More people than she’d seen since she left the emergency shelter massed in small groups. They seemed to be mostly children and teenagers, with a sprinkling of gray heads, which didn’t surprise Lucy. It was the middle-aged population that had suffered from the plague the most. People like her parents.

She heard the hubbub of human voices.

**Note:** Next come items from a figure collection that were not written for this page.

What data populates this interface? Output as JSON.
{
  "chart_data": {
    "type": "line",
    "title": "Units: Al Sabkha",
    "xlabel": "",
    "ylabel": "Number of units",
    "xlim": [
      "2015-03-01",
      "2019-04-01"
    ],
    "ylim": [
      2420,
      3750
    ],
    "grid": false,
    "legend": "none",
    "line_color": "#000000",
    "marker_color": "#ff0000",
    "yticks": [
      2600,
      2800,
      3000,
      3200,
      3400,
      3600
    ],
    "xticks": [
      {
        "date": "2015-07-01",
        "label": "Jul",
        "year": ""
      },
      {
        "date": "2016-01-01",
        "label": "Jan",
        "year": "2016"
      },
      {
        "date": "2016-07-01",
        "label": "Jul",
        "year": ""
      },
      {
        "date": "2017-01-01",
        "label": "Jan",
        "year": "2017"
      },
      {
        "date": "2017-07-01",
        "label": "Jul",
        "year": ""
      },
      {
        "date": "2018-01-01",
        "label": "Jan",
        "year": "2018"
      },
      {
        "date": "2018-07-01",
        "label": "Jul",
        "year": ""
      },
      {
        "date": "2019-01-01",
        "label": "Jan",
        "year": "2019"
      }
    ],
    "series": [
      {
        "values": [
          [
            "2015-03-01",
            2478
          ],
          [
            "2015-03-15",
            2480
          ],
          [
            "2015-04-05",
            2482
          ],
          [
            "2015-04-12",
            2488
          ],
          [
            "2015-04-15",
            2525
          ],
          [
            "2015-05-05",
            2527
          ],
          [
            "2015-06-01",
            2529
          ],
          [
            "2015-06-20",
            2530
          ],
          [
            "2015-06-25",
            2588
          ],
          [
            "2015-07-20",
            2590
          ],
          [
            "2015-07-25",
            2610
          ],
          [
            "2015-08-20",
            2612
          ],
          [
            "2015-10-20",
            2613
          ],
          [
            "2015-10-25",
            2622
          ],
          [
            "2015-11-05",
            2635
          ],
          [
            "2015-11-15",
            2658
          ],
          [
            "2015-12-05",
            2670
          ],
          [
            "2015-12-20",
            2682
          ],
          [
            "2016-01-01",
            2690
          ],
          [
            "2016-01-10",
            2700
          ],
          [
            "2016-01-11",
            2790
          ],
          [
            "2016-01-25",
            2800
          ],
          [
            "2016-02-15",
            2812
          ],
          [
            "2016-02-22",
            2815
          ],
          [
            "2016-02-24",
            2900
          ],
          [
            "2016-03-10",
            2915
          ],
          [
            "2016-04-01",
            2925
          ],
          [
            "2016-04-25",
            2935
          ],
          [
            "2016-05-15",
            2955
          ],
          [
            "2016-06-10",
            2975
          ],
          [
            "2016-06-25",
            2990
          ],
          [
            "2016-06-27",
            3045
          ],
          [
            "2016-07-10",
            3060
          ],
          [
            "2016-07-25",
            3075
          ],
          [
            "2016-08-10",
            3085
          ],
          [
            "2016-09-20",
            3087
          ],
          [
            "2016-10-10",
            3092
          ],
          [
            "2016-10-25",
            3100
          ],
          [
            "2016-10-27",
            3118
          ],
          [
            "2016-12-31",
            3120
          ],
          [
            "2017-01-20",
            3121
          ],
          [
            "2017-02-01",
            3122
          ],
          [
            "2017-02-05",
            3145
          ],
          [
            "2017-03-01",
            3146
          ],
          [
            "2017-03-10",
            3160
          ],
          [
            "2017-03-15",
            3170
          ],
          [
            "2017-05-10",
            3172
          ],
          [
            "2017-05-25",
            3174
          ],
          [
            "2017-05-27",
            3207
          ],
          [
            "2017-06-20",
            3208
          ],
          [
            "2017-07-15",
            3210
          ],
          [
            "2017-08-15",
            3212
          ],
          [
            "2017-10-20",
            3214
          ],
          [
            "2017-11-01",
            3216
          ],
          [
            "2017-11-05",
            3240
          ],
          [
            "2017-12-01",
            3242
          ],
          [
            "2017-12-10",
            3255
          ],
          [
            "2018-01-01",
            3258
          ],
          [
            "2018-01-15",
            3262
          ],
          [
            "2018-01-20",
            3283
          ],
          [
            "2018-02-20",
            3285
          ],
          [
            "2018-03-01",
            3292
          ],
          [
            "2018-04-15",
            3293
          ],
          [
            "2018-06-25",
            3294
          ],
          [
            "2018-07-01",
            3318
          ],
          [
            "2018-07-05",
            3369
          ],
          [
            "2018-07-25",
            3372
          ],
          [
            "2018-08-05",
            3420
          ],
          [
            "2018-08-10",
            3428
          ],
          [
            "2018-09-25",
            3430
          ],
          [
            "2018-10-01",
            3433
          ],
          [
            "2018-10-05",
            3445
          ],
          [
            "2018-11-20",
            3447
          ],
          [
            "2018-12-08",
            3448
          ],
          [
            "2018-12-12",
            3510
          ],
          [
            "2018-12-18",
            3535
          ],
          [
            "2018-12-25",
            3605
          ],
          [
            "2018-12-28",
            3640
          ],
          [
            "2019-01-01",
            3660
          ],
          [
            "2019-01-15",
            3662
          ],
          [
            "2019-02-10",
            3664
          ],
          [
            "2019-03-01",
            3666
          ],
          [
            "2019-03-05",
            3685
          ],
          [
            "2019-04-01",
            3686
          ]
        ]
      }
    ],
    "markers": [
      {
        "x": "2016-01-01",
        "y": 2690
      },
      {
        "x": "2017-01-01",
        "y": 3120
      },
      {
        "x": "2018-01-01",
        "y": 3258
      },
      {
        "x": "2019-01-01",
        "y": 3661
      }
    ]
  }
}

They sounded excited, happy. And unexpectedly she heard music. A guitar, she thought, and a few singers. People jostled and bantered; some pushed wheelbarrows piled high with broken appliances, and others lounged cross-legged on long benches. Smoke gusted from a massive fire pit. A large black pot steamed above it. Lucy scanned the crowd for Aidan, unable to stop herself from feeling a jolt of excitement at the thought of seeing him again and ruthlessly reminding herself that she didn’t like him.